What are we already seeing in the workplace?
Companies are taking a remote-first approach to their employee experience – with many employees working remotely for the majority of the time.
Employees see their work as more than a "9-5"; they seek meaningful work, with companies who share their values, and where they feel confident they can easily build relationships and experiences.
Workplaces are becoming more human-centric; There is a spotlight on supporting individual needs and designing an environment that supports employees wellbeing, as well as increasing productivity.
The future of the physical workplace
During the pandemic, many organisations mastered the challenge of equipping their staff for their home office. Now, there is an urgent need to reconfigure the traditional office in addition to bolstering remote work capabilities. In order to compete for the best talent, forward thinking organisations are enabling employees to work from wherever they want, whenever they want.
Whether working independently or working in person, the office space needs to adapt to cater for different modes of work. In her TED Talk, Susan Cain talked about most offices being open plan:
"The workspace is designed mostly for extroverts and their need for lots of stimulation."
Whereas the workplace of the future needs to adapt in order to cater for different characteristics.
We believe the business case for investing in a purposefully designed workspace is clear; for example, Steelcase conducted research with 12,480 employees across 17 countries. The report found that workers who choose where and how they work and have a workspace to fit their task at hand, whether that be deep or collaborative work, were 88% more engaged.
Creating a meaningful workplace
Whilst it was a tough transition, employees have settled into working separately in their homes, but many have also recognised the value of that flexibility combined with human connection in the workplace.

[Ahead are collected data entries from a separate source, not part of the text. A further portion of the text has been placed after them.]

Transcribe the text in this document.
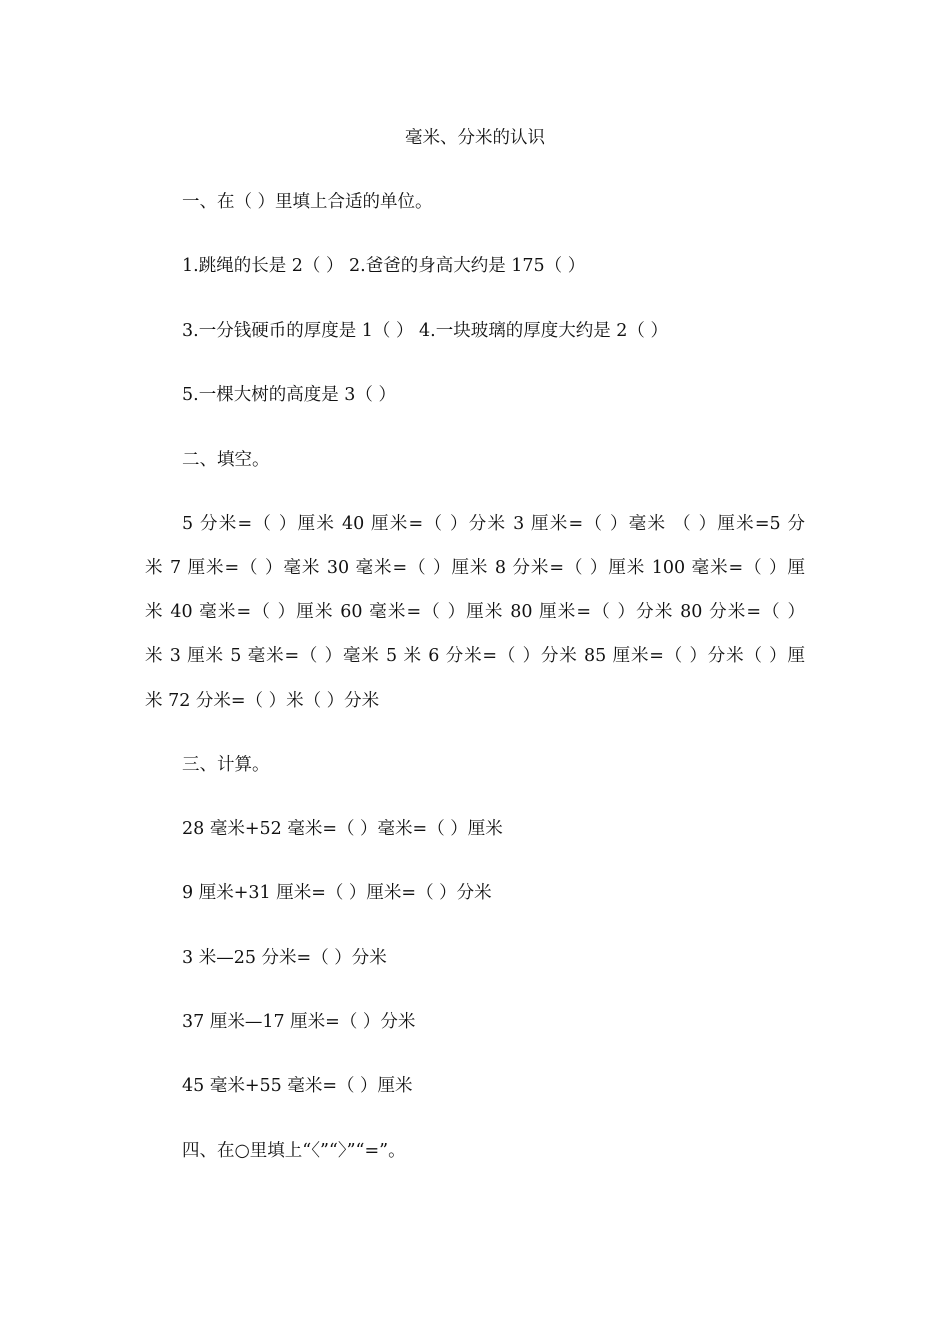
毫米、分米的认识
一、在（ ）里填上合适的单位。
1.跳绳的长是 2（ ） 2.爸爸的身高大约是 175（ ）
3.一分钱硬币的厚度是 1（ ） 4.一块玻璃的厚度大约是 2（ ）
5.一棵大树的高度是 3（ ）
二、填空。
5 分米=（ ）厘米 40 厘米=（ ）分米 3 厘米=（ ）毫米 （ ）厘米=5 分
米 7 厘米=（ ）毫米 30 毫米=（ ）厘米 8 分米=（ ）厘米 100 毫米=（ ）厘
米 40 毫米=（ ）厘米 60 毫米=（ ）厘米 80 厘米=（ ）分米 80 分米=（ ）
米 3 厘米 5 毫米=（ ）毫米 5 米 6 分米=（ ）分米 85 厘米=（ ）分米（ ）厘
米 72 分米=（ ）米（ ）分米
三、计算。
28 毫米+52 毫米=（ ）毫米=（ ）厘米
9 厘米+31 厘米=（ ）厘米=（ ）分米
3 米—25 分米=（ ）分米
37 厘米—17 厘米=（ ）分米
45 毫米+55 毫米=（ ）厘米
四、在○里填上“〈”“〉”“=”。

The workplace is a key factor in fostering genuine connection and purpose, which is more difficult to achieve remotely. The great resignation also highlighted some of the deeper issues surrounding the disconnect between business values and the lived experience of work culture. Talented individuals are seeking meaningful work where they can see and feel the authenticity of an organisations purpose reflected in everyone’s behaviour.
"By 2030, Generation Z will be a key part of the workforce who will want to see that leaders are invested in the causes that matter to them and, as a result, be inclined to work harder for a company that shares their values"

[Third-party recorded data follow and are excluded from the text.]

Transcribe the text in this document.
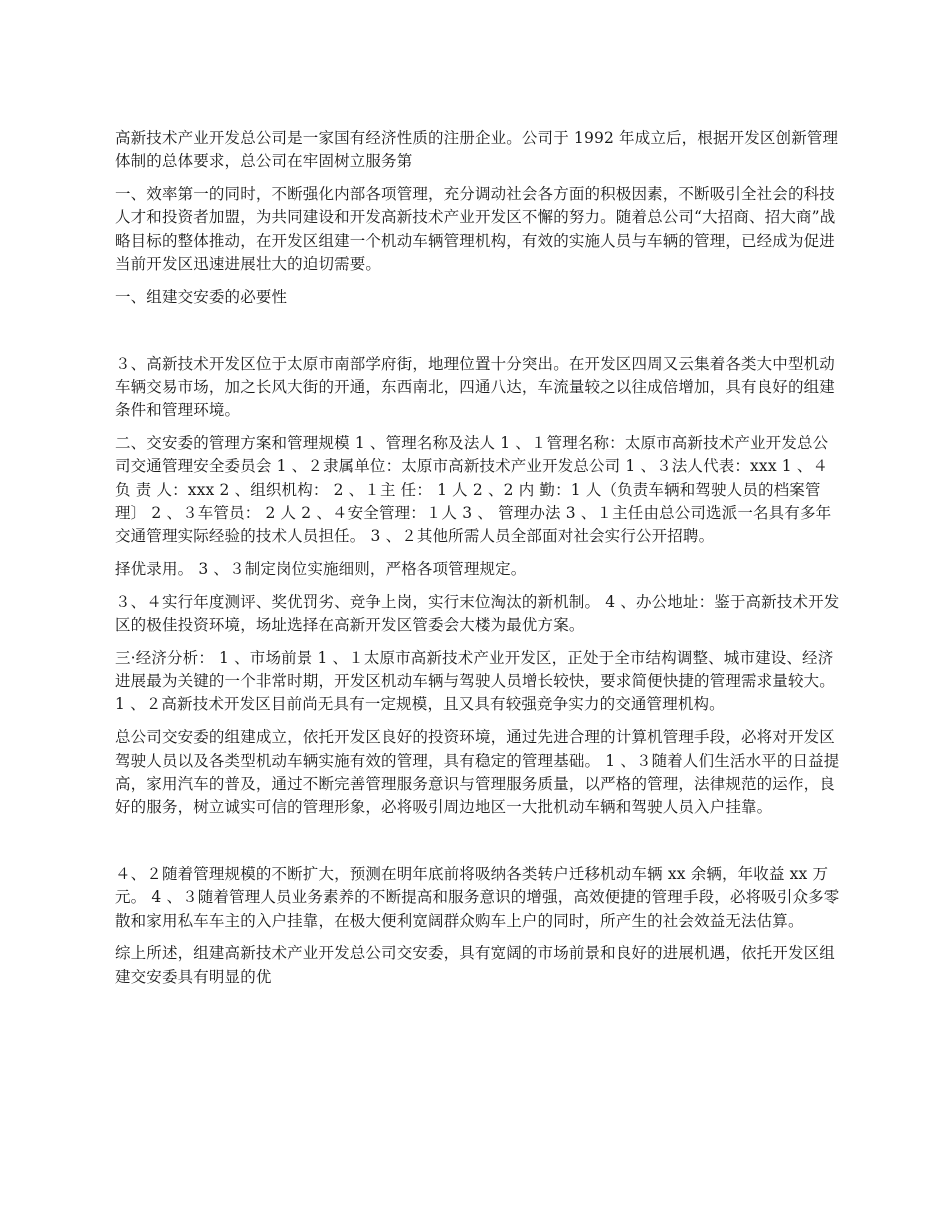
高新技术产业开发总公司是一家国有经济性质的注册企业。公司于 1992 年成立后，根据开发区创新管理体制的总体要求，总公司在牢固树立服务第

一、效率第一的同时，不断强化内部各项管理，充分调动社会各方面的积极因素，不断吸引全社会的科技人才和投资者加盟，为共同建设和开发高新技术产业开发区不懈的努力。随着总公司“大招商、招大商”战略目标的整体推动，在开发区组建一个机动车辆管理机构，有效的实施人员与车辆的管理，已经成为促进当前开发区迅速进展壮大的迫切需要。

一、组建交安委的必要性

３、高新技术开发区位于太原市南部学府街，地理位置十分突出。在开发区四周又云集着各类大中型机动车辆交易市场，加之长风大街的开通，东西南北，四通八达，车流量较之以往成倍增加，具有良好的组建条件和管理环境。

二、交安委的管理方案和管理规模 1 、管理名称及法人 1 、１管理名称：太原市高新技术产业开发总公司交通管理安全委员会 1 、２隶属单位：太原市高新技术产业开发总公司 1 、３法人代表：xxx 1 、４负 责 人：xxx 2 、组织机构： 2 、１主 任： 1 人 2 、2 内 勤：1 人（负责车辆和驾驶人员的档案管理〕 2 、３车管员： 2 人 2 、４安全管理：１人 3 、 管理办法 3 、１主任由总公司选派一名具有多年交通管理实际经验的技术人员担任。 3 、２其他所需人员全部面对社会实行公开招聘。

择优录用。 3 、３制定岗位实施细则，严格各项管理规定。

３、４实行年度测评、奖优罚劣、竞争上岗，实行末位淘汰的新机制。 4 、办公地址：鉴于高新技术开发区的极佳投资环境，场址选择在高新开发区管委会大楼为最优方案。

三·经济分析： 1 、市场前景 1 、１太原市高新技术产业开发区，正处于全市结构调整、城市建设、经济进展最为关键的一个非常时期，开发区机动车辆与驾驶人员增长较快，要求简便快捷的管理需求量较大。 1 、２高新技术开发区目前尚无具有一定规模，且又具有较强竞争实力的交通管理机构。

总公司交安委的组建成立，依托开发区良好的投资环境，通过先进合理的计算机管理手段，必将对开发区驾驶人员以及各类型机动车辆实施有效的管理，具有稳定的管理基础。 1 、３随着人们生活水平的日益提高，家用汽车的普及，通过不断完善管理服务意识与管理服务质量，以严格的管理，法律规范的运作，良好的服务，树立诚实可信的管理形象，必将吸引周边地区一大批机动车辆和驾驶人员入户挂靠。

４、２随着管理规模的不断扩大，预测在明年底前将吸纳各类转户迁移机动车辆 xx 余辆，年收益 xx 万元。 4 、３随着管理人员业务素养的不断提高和服务意识的增强，高效便捷的管理手段，必将吸引众多零散和家用私车车主的入户挂靠，在极大便利宽阔群众购车上户的同时，所产生的社会效益无法估算。

综上所述，组建高新技术产业开发总公司交安委，具有宽阔的市场前景和良好的进展机遇，依托开发区组建交安委具有明显的优
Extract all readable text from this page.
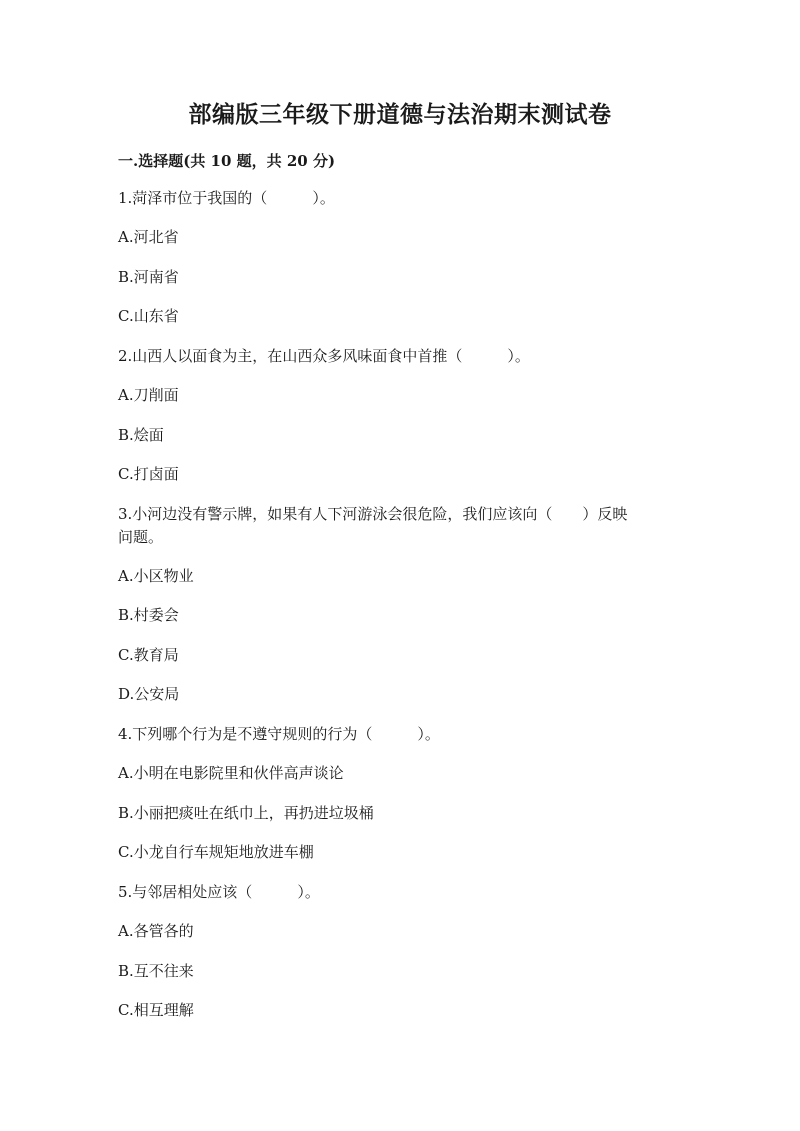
部编版三年级下册道德与法治期末测试卷
一.选择题(共 10 题，共 20 分)
1.菏泽市位于我国的（　　　）。
A.河北省
B.河南省
C.山东省
2.山西人以面食为主，在山西众多风味面食中首推（　　　）。
A.刀削面
B.烩面
C.打卤面
3.小河边没有警示牌，如果有人下河游泳会很危险，我们应该向（　　）反映
问题。
A.小区物业
B.村委会
C.教育局
D.公安局
4.下列哪个行为是不遵守规则的行为（　　　）。
A.小明在电影院里和伙伴高声谈论
B.小丽把痰吐在纸巾上，再扔进垃圾桶
C.小龙自行车规矩地放进车棚
5.与邻居相处应该（　　　）。
A.各管各的
B.互不往来
C.相互理解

Source: Unily report: Future Of The Workplace 2030+
What is clear, is that adapting your employee experience to meet evolving employee needs will help retention, reduce attrition, and build powerful connections across your workforce.
The emergence of the emotional workplace
Working from home has created a venerability within teams. With pets, friends & family walking past in the background of online meetings, we've seen people's behaviours change as they open up about their life outside of work. As a result, we believe businesses will need to adapt and show a deeper care for their employee's wellbeing.
"Companies face the economic burden of sickness and stress, both in medical expenses and lost productivity."
Source: Korn Ferry's Future of work Trends 2022
Offices are an opportunity to build on these deeper connections, with co-workers’ wellbeing at the core of their employee experience. We think that a human-centric, considered workspace, ensures employees are both productive and feel supported.
What does this all mean for leaders?
We think the time to design tomorrow's employee experience is now.
Organisations have come a long way since COVID-19 changed how we all work, but for many organisations there is still some way to go.
Remote, hybrid and flexible working options are here to stay, and companies must deeply consider how they reconfigure both physical offices and remote work capabilities. One of the rewards for those that successfully transform their employee experience and their workplaces, will be a clear competitive advantage, as they attract and retain the best talent and drive productivity across their teams.